Sounds like the type of book that is right up my street.
No - language is organic, and changes all the time. Both grammar and dictionaries are snapshots of how language is actually working - but in 10 or 100 years time language - and the grammars and dictionaries - will be different.
The confusion comes I think from teachers who for obvious reasons explain the ‘rules’ of grammar to children as if they are to be obeyed - rather than as just descriptive of how most people are using language (and will expect them to use it when they grow up). And of course there are special cases like Scrabble, where you have to treat a dictionary as an authority (although having said that in my wife’s family the mere presence of a word in the dictionary is enough to allow it - enabling people to ‘cheat’ by putting down any combination of letters then finding it in the dictionary after the event - my family tradition was that you had to know both the spelling and the meaning to get away with a word).

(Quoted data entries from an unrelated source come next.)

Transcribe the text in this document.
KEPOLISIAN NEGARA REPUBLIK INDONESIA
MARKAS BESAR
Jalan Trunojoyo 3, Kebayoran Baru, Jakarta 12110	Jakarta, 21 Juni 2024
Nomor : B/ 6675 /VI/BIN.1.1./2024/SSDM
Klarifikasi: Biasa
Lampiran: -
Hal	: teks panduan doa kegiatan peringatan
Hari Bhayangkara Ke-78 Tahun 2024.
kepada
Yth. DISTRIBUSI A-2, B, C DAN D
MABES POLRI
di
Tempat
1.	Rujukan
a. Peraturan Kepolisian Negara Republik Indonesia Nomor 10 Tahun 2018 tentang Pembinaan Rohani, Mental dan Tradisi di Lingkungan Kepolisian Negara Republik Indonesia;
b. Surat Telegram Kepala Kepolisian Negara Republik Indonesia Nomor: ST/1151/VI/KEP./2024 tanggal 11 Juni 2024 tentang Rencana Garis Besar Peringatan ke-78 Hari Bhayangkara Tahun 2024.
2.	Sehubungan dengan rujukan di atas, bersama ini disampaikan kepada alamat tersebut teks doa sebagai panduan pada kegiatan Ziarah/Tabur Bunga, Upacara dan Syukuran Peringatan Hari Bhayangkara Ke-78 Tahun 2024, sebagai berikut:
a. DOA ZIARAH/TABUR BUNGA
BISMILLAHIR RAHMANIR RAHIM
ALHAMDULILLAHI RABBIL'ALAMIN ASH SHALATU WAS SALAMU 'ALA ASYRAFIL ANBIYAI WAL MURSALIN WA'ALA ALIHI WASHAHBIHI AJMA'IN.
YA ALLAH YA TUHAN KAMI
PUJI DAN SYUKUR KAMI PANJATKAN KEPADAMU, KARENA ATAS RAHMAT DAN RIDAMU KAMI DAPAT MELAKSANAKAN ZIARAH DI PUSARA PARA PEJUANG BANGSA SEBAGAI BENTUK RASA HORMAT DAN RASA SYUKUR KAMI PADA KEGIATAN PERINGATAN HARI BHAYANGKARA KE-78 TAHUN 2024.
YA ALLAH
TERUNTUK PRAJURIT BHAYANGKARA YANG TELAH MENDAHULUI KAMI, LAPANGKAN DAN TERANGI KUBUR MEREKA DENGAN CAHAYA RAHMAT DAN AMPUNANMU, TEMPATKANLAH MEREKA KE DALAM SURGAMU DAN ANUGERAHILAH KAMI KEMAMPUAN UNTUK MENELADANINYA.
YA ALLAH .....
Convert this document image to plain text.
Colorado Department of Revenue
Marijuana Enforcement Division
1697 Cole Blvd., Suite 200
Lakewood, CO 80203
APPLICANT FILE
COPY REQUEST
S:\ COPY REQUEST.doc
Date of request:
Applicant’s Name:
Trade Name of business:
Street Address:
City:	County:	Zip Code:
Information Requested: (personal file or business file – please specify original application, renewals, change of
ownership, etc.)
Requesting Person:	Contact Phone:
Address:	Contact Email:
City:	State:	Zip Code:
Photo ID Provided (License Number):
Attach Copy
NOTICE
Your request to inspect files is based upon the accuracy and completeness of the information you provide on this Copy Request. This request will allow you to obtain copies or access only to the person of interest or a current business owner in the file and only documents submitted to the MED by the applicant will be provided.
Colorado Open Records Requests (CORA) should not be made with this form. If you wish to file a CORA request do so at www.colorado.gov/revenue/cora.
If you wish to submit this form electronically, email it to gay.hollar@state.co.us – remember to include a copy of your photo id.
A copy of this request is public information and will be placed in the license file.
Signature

It’s also true, of course, that grammars and dictionaries have slowed down language change - but not stopped it.
And it’s interesting also that language change itself seems to follow some rules - some changes are indeed predictable, and linguistics is akin to science in this respect. The greatest linguist of all - Frenchman Ferdinand de Saussure - originally made his reputation by predicting an evolution of language that was later discovered.
I imagine we will agree that a dictionary cannot really show contemporary usage: it’s always “one edition behind” what is being said and, in any case, will only show larger-scale usage.
Don’t you think that’s a very modern (postmodern, perhaps?) way of looking at grammar: a sort of “This is my grammar, tell me yours” approach which the lads from Blackwood would have approved of?
There is a place for descriptive grammar, at least for grammarians and those interested in language, but you have benefited from being taught “the rules” of a prescriptive grammar because you can communicate clearly.
Tongue in cheek - I’m pretty sure the writer knew what she was doing when she threw in the word ‘viral-ling’.